With the dawn of new era dominated by web scale technologies, financial services might be one of the few markets, where data consistency and operational reliability outweighs (often questionable) performance advantages of noSQL.
Webscale With Care
Having said that, rapid responses were listed in my original article as one of the three key requirements for our setup. We had to design a solution that is capable of keeping the fast pace under heavy load without compromises in the fields of coherence and reliability.
One could say – all it takes is to build a separate dedicated data storage with pre-processed statistical information and discard everything else. This approach would most definitely work for the most common demographic reports and we do in fact use fact tables for our OLAP cubes. However, certain inquiries rely on live data to deliver a meaningful response. These types of queries have to be run against production database.
For instance – an anti-fraud module used by our credit card authorization facility needs to have full unabridged access to operations on an account to protect consumers against accidental double charges.

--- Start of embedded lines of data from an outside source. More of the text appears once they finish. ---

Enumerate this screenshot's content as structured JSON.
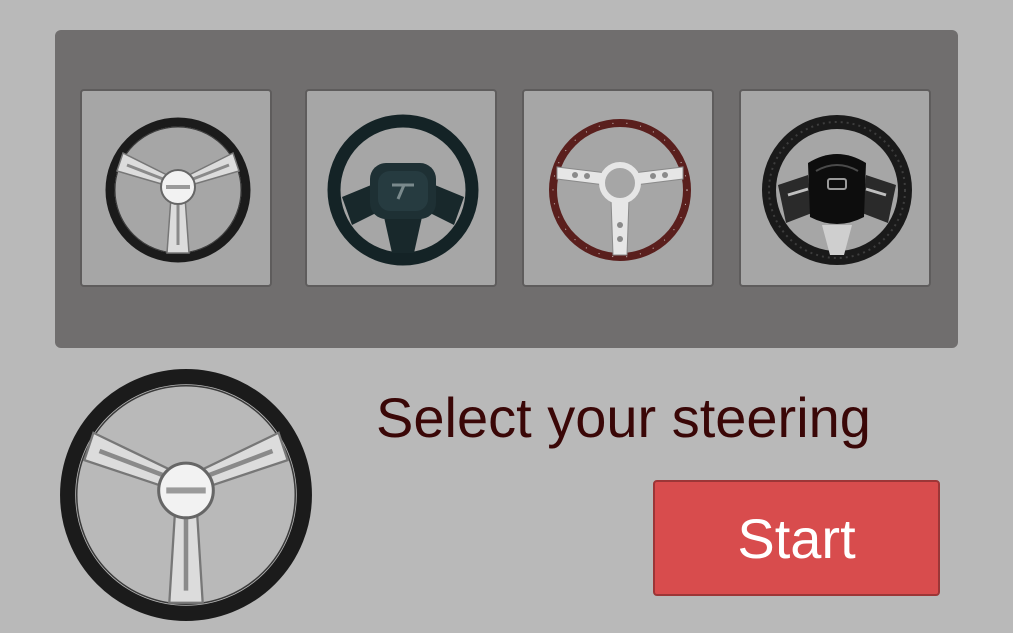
{
  "heading": "Select your steering",
  "start_label": "Start",
  "colors": {
    "background": "#b9b9b9",
    "panel": "#706e6e",
    "slot": "#a6a6a6",
    "heading_text": "#3a0707",
    "start_button": "#d84c4d",
    "start_text": "#ffffff"
  },
  "steering_options": [
    {
      "icon": "chrome-three-spoke-wheel-icon"
    },
    {
      "icon": "black-airbag-wheel-icon"
    },
    {
      "icon": "wood-rim-three-spoke-wheel-icon"
    },
    {
      "icon": "sport-multifunction-wheel-icon"
    }
  ],
  "selected_preview": {
    "icon": "chrome-three-spoke-wheel-icon"
  }
}
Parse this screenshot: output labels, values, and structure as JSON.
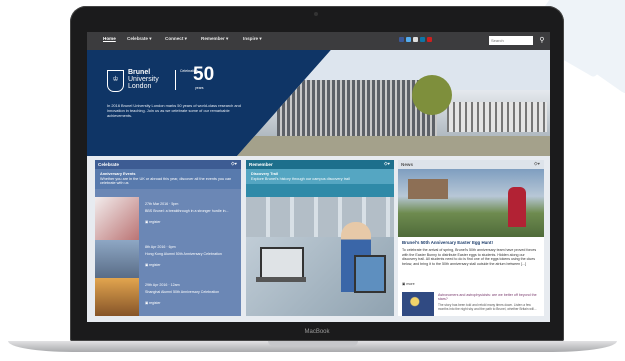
{
  "nav": {
    "items": [
      "Home",
      "Celebrate ▾",
      "Connect ▾",
      "Remember ▾",
      "Inspire ▾"
    ],
    "search_placeholder": "Search"
  },
  "hero": {
    "logo_line1": "Brunel",
    "logo_line2": "University",
    "logo_line3": "London",
    "celebrating": "Celebrating",
    "fifty": "50",
    "years": "years",
    "text": "In 2016 Brunel University London marks 50 years of world-class research and innovation in teaching. Join us as we celebrate some of our remarkable achievements."
  },
  "celebrate": {
    "header": "Celebrate",
    "sub_title": "Anniversary Events",
    "sub_text": "Whether you are in the UK or abroad this year, discover all the events you can celebrate with us",
    "events": [
      {
        "date": "27th Mar 2016 · 5pm",
        "title": "BBS Brunel: a breakthrough in a stronger hurdle in...",
        "register": "register"
      },
      {
        "date": "8th Apr 2016 · 6pm",
        "title": "Hong Kong Alumni 50th Anniversary Celebration",
        "register": "register"
      },
      {
        "date": "29th Apr 2016 · 12am",
        "title": "Shanghai Alumni 50th Anniversary Celebration",
        "register": "register"
      }
    ]
  },
  "remember": {
    "header": "Remember",
    "sub_title": "Discovery Trail",
    "sub_text": "Explore Brunel's history through our campus discovery trail"
  },
  "news": {
    "header": "News",
    "title": "Brunel's 50th Anniversary Easter Egg Hunt!",
    "body": "To celebrate the arrival of spring, Brunel's 50th anniversary team have proved forces with the Easter Bunny to distribute Easter eggs to students. Hidden along our discovery trail. All students need to do is find one of the eggs tokens using the clues below, and bring it to the 50th anniversary stall outside the atrium between [...]",
    "more": "more",
    "item2_title": "Astronomers and astrophysicists: are we better off beyond the stars?",
    "item2_body": "The story has been told and retold many times down. Listen a few months into the night sky and the path to Brunel, whether Britain will..."
  },
  "footer": {
    "brand": "MacBook"
  }
}
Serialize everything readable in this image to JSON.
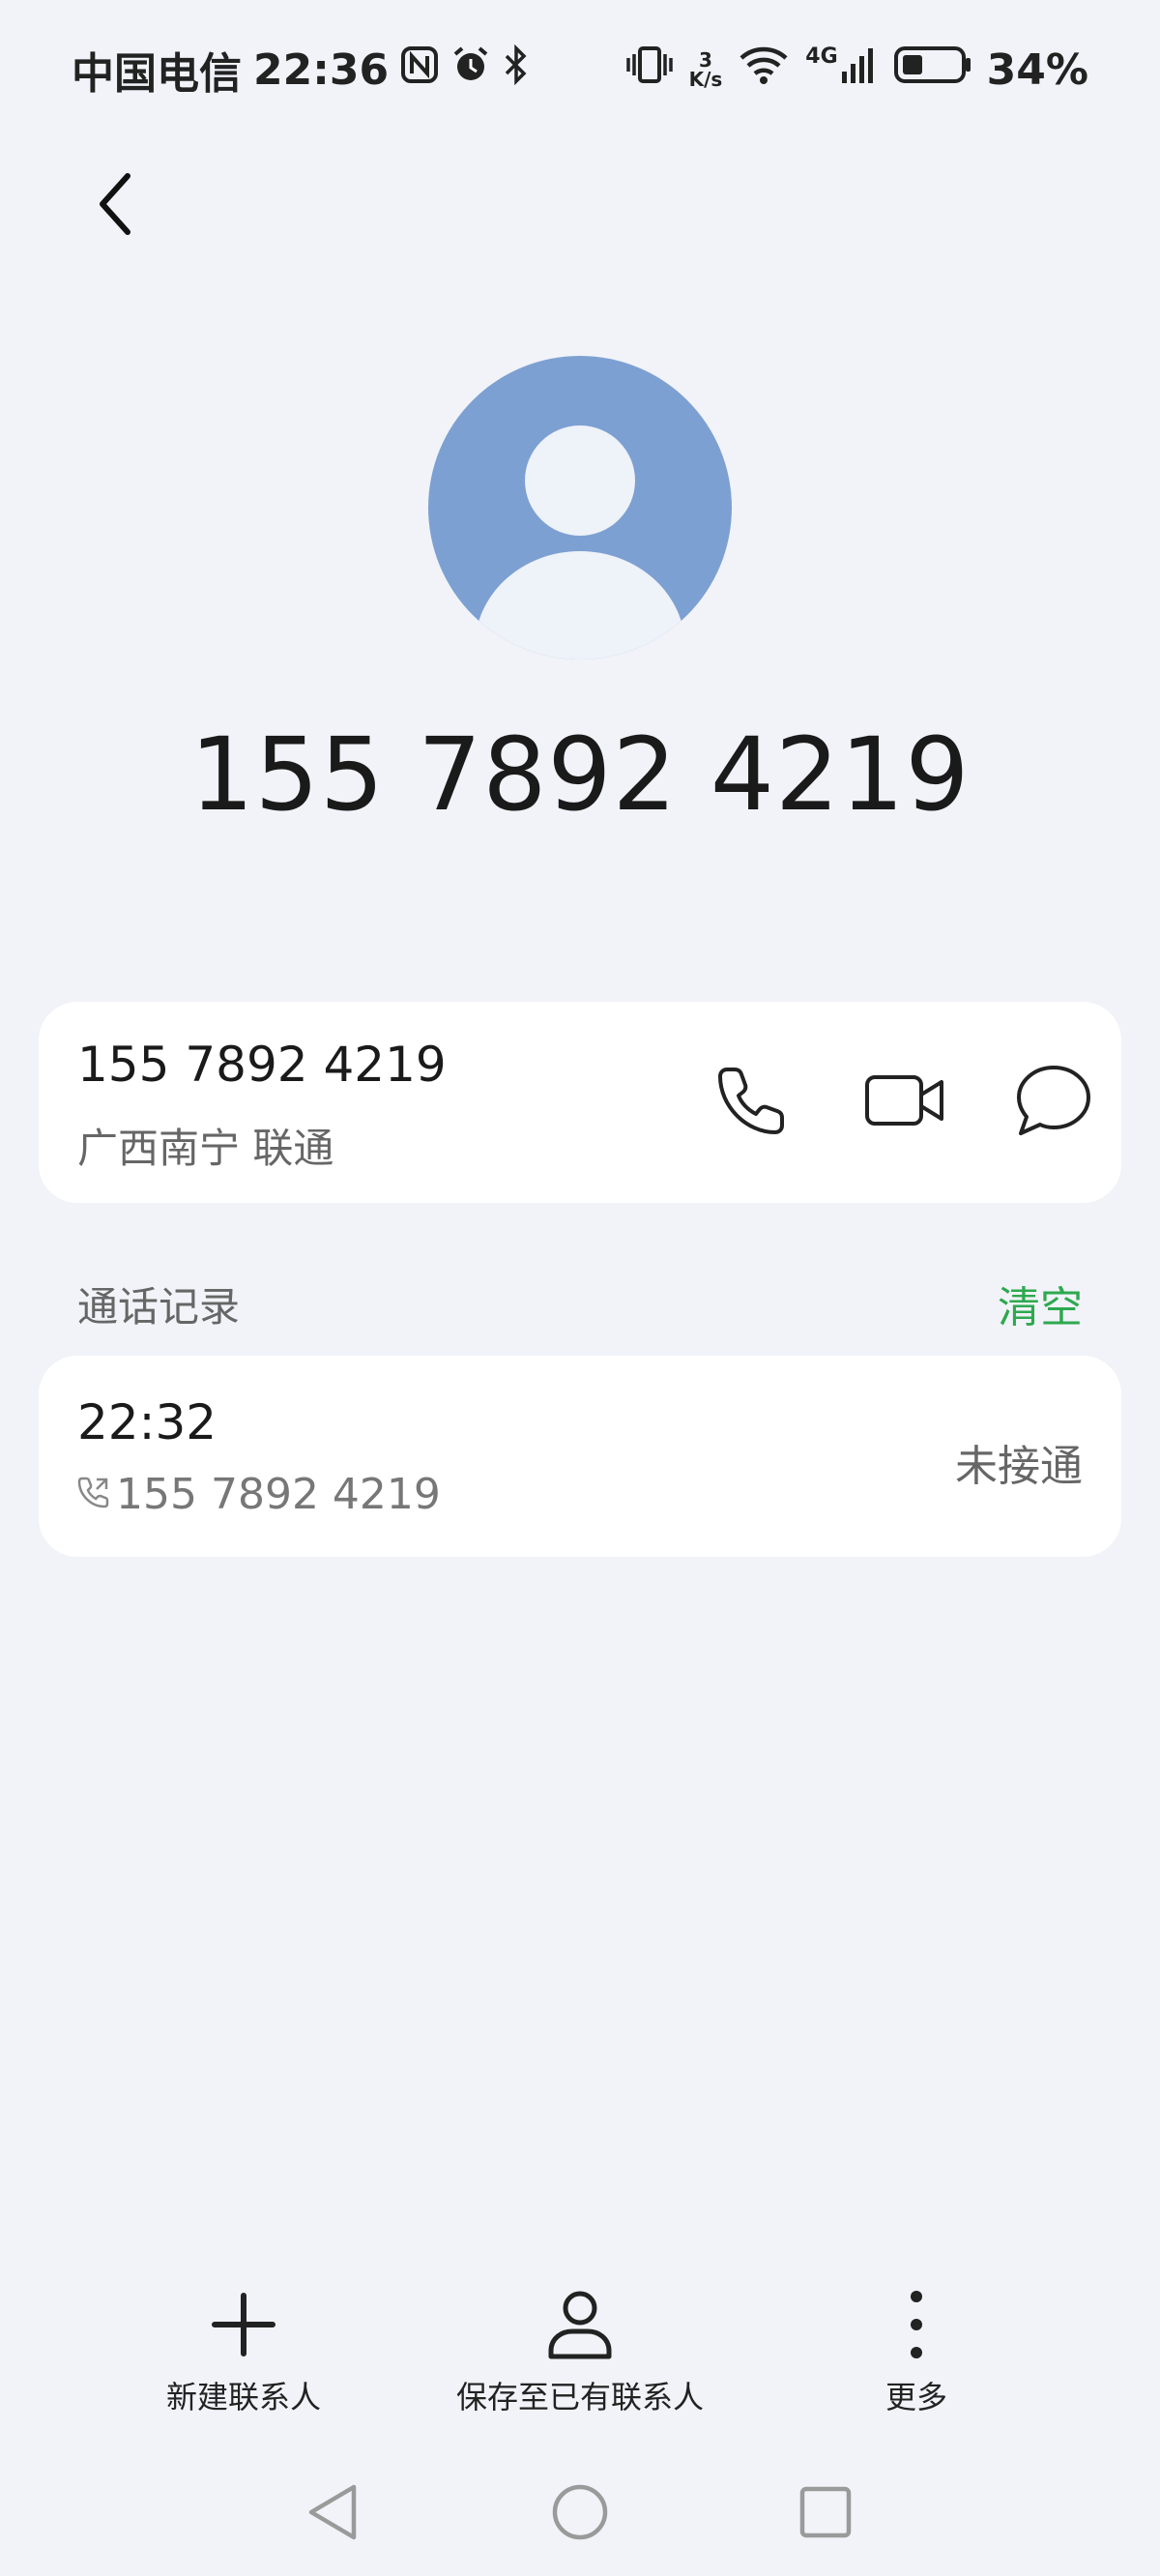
{
  "status_bar": {
    "carrier": "中国电信",
    "time": "22:36",
    "net_speed_value": "3",
    "net_speed_unit": "K/s",
    "network_type": "4G",
    "battery": "34%",
    "icons": [
      "nfc-icon",
      "alarm-icon",
      "bluetooth-icon",
      "vibrate-icon",
      "wifi-icon",
      "signal-icon",
      "battery-icon"
    ]
  },
  "contact": {
    "number": "155 7892 4219"
  },
  "number_card": {
    "number": "155 7892 4219",
    "location": "广西南宁 联通",
    "actions": [
      "phone-icon",
      "video-call-icon",
      "message-icon"
    ]
  },
  "call_log": {
    "title": "通话记录",
    "clear_label": "清空",
    "entries": [
      {
        "time": "22:32",
        "number": "155 7892 4219",
        "status": "未接通"
      }
    ]
  },
  "bottom_actions": {
    "new_contact": "新建联系人",
    "save_existing": "保存至已有联系人",
    "more": "更多"
  },
  "colors": {
    "background": "#F1F3F8",
    "avatar": "#7DA0D2",
    "accent_green": "#2DA94F",
    "card": "#FFFFFF"
  }
}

Searching for a matching recent transaction in a pre-buffered dataset certainly does not make too much sense and would seriously compromise this feature.
That’s not to say that scalability doesn’t matter. Fin ops systems are by definition highly available and have to be ready to cope with increasing demand as well as irregular load patterns, like holiday seasons – take Black Friday for instance. Unfortunately, a financial institution cannot make performance its #1 priority, as this spot is already occupied by security, which does imply data consistency. For this reason, relational databases are not going anywhere – not today, not in this decade. Other industries suffer from similar dilemmas – take space exploration, which despite pushing the frontier of humanity, still uses CPUs from previous century.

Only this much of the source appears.